Kementerian Kesehatan mengklaim Rancangan Undang-Undang (RUU) Kesehatan tidak melarang keberadaan organisasi profesi kesehatan.

“Tidak ada satu pasal pun di dalam RUU Kesehatan yang melarang keberadaan organisasi profesi. Tegas disampaikan bahwa setiap orang itu memiliki hak berserikat dan berkumpul hingga mengeluarkan pendapat,” kata Kepala Biro Hukum Kesehatan Kementerian Kesehatan RI Indah Febrianti, dalam Dialog ‘Kemen-Cast’, Kamis (29/6) dikutip dari Antara.

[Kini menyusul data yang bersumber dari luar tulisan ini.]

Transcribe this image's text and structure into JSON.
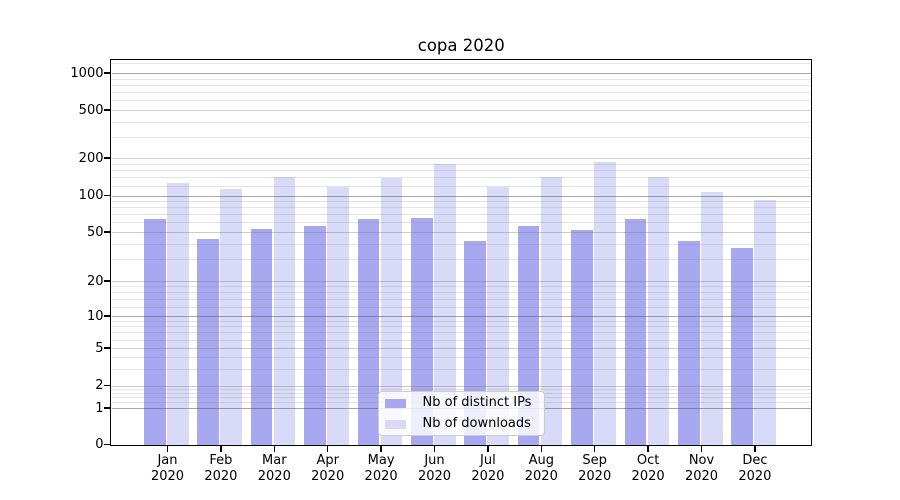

Ia mengatakan pemerintah tidak bisa memberikan layanan kesehatan yang optimal kepada masyarakat tanpa dukungan berbagai pihak, termasuk organisasi profesi.

Keputusan untuk menghapus keberadaan organisasi profesi, kata Indah, jelas melanggar ketentuan Pasal 28 huruf e UUD 1945 tentang kebebasan berkumpul dan berserikat.

“Jadi, tidak benar pemerintah akan menghapus atau melarang keberadaan organisasi profesi,” katanya.

Pembentukan RUU Kesehatan, katanya, bertujuan untuk meningkatkan layanan kesehatan bermutu dan akses yang lebih terjangkau oleh masyarakat. Selain itu, RUU Kesehatan juga mendudukkan peranan pemerintah dan organisasi profesi yang lebih jelas.

“RUU Kesehatan juga memiliki bagian mendudukkan peran partisipasi masyarakat dalam program kesehatan, termasuk organisasi kesehatan,” kata Indah.

Sebelumnya, Ketua Ikatan Dokter Indonesia (IDI) Adib Khumaidi, di depan Gedung DPR, Jakarta, Senin (5/6), menjelaskan salah satu keberatannya terkait RUU ini bukan soal pelarangan.

Ia menyebut bakal ada ketidakpastian hukum organisasi profesi kedokteran, kedokteran gigi, keperawatan, kebidanan dan apoteker. Pasalnya, RUU Kesehatan ini menihilkan sembilan UU yang terkait keprofesian dan kesehatan dihilangkan.

Yakni, UU No.4/1984 tentang wabah kesehatan menular, UU No.29/2004 tentang Praktik Kedokteran, UU No.36/2009 tentang Kesehatan, UU No.44/2009 tentang Rumah Sakit, UU No. 18/2014 tentang Kesehatan Jiwa.

Selain itu, UU No.36/2004 tentang Tenaga Kesehatan, UU No.38/2014 tentang Keperawatan, UU No.6/2018 tentang Kekarantinaan Kesehatan, UU No.4/2009 tentang Kebidanan.

“Pertama berkaitan dengan profesi, ada pasal-pasal dalam untuk RUU ini belum memenuhi unsur-unsur perlindungan dan kepastian hukum kepada tenaga medis/kesehatan,” ujar Adib Khumaidi.

Hal yang sama juga diungkapkan oleh Ketua Ikatan Bidan Indonesia (IBI), Emi Nurjasmi mengungkapkan muatan RUU itu tidak memberikan kepastian terkait kontrak kerja bagi tenaga medis dan kesehatan.

“Belum tampak perbaikan dari perlindungan (hukum) bagi tenaga medis dan kesehatan dalam hal kontrak kerja, sebagaimana UU Existing yang seharusnya cukup dibuat peraturan perundang-undangan pada tingkat di bawahnya yang lebih spesifik,” ujarnya.